Faire porter un film par trois couples de générations différentes, voilà encore une preuve de la volonté de Sono Sion de fédérer le public et de toucher le plus grand nombre. Ça change des scènes de suicide collectif de 54 lycéennes. Avec The Land of Hope, on découvre un Sono Sion plus consensuel mais qui évite un moralisme politique exagéré. La mise est également classique (champs/contre-champs) avec, comme c’est l’usage depuis plusieurs films, une bande sonore omniprésente dans les moments émotionnels. Sono Sion frappe particulièrement fort en balançant de la musique classique spectaculaire juste au générique final. Ce n’est pas vraiment très fin mais ce n’est pas sans charme. Dans la forme, le film s’essouffle par moment (2h13) ; plusieurs scènes s’étirent trop longuement.

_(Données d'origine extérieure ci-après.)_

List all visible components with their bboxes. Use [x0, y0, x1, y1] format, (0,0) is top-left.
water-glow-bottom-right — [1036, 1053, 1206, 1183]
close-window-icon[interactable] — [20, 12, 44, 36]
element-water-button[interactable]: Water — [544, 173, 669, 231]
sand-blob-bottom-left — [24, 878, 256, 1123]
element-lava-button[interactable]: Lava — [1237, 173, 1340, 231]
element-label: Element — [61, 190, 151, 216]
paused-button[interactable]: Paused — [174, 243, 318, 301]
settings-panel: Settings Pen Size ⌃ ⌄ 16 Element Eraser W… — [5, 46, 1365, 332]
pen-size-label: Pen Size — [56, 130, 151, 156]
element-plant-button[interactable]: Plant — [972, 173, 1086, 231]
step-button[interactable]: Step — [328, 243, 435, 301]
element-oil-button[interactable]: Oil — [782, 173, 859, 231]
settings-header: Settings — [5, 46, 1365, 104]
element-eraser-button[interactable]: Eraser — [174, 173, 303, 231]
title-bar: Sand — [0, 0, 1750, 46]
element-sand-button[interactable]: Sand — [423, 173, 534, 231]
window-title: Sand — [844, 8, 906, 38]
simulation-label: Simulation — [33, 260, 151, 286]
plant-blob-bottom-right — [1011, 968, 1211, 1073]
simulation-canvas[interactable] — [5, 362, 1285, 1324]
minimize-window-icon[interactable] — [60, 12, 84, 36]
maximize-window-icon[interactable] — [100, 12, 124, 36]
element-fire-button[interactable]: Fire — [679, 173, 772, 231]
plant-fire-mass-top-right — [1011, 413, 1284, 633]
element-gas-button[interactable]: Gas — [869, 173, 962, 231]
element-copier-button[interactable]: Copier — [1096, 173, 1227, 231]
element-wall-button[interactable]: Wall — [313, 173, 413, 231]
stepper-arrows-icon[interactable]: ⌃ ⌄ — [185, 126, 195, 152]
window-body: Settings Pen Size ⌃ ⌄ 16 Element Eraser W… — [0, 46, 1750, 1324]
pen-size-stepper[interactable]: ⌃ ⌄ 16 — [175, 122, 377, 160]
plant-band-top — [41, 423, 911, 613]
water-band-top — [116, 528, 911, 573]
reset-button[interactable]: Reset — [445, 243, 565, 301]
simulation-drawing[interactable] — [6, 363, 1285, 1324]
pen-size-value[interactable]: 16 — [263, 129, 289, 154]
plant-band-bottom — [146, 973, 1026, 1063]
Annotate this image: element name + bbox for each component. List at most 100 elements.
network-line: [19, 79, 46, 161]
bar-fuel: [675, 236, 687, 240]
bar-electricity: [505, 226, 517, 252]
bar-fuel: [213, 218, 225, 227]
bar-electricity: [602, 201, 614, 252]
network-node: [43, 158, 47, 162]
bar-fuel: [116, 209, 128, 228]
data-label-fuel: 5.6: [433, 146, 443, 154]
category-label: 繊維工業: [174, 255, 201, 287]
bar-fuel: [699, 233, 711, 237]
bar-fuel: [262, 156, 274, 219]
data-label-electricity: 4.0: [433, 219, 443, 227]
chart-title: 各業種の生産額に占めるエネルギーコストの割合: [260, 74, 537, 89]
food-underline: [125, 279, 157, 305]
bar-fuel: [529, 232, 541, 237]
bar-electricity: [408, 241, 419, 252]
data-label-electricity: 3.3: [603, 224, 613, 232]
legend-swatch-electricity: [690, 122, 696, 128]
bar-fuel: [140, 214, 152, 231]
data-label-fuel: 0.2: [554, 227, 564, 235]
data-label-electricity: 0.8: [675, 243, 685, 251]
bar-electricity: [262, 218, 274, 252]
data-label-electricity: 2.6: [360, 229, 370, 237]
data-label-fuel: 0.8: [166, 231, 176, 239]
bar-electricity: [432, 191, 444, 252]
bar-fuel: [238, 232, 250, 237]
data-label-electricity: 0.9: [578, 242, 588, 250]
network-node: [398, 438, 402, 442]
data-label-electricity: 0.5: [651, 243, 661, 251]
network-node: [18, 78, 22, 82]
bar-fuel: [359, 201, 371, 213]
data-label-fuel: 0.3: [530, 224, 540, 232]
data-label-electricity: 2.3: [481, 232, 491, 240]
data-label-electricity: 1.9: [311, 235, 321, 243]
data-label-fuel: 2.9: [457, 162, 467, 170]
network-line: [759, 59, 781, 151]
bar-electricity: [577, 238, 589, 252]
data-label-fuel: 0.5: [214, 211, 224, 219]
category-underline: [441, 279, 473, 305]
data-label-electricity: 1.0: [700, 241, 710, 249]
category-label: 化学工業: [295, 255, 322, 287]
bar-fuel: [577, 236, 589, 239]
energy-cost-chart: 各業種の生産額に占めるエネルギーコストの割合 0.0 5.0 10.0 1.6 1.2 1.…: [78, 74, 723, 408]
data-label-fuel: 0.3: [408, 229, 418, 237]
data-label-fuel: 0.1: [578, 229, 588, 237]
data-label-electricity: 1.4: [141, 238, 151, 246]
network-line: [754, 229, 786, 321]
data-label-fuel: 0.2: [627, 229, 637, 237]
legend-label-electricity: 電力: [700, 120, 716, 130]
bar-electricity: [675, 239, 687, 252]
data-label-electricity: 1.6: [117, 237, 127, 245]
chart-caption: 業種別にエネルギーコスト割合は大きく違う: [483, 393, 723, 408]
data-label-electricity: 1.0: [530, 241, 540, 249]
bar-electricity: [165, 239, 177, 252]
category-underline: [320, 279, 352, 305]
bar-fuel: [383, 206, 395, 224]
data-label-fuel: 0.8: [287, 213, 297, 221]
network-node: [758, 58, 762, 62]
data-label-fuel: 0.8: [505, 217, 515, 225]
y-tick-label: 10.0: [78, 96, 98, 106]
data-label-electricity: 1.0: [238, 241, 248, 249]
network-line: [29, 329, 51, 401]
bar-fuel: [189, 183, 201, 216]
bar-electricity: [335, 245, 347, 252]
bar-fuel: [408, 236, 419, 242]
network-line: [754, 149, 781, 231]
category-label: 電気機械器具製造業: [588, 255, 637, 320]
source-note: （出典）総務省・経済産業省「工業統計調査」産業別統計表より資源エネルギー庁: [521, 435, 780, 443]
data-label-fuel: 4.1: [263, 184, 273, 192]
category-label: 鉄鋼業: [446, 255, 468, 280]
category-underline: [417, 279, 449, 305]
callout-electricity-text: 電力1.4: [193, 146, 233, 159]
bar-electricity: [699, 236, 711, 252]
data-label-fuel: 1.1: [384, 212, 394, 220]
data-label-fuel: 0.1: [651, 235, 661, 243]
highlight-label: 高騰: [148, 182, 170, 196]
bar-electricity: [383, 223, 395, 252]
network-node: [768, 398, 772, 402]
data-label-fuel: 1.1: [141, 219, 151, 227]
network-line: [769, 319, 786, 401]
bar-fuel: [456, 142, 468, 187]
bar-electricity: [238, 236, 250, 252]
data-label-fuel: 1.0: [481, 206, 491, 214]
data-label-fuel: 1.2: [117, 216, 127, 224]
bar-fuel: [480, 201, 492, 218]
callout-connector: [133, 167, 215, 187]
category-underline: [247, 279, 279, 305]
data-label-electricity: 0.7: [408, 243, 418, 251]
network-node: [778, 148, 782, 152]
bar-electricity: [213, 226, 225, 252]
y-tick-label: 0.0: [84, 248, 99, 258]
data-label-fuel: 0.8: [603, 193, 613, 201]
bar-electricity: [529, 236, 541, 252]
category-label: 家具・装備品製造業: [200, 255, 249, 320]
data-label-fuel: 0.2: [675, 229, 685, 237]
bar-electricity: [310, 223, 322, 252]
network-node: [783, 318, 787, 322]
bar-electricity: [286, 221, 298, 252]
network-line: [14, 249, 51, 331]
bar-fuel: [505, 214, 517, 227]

Malgré tout, les bonnes scènes ne manquent pas, notamment celle où la vieille femme atteinte d’Alzheimer erre sur une route déserte, entourée d’animaux sauvages, célébrant la fête des morts. Ou les deux séquences finales, avec les deux plus jeunes couples. Des scènes qui confortent le talent indéniable de Sono Sion.
Marc L’Helgoualc’h
Verdict : The Land of Hope est le film de Sono Sion le plus consensuel à ce jour, ce qui n’est pas forcément un reproche. Le film poursuit les thématiques du réalisateur. Malgré un contexte éminemment politique, le réalisateur ne s’embourbe pas dans le tract militant putassier en se concentrant sur les vies croisées de trois couples. À ne pas manquer.
The Land of Hope sortira le 24 avril 2013 en France. Il sera projeté en février au cinéma L’Écran de Saint-Denis, lors du festival Fins de Mondes.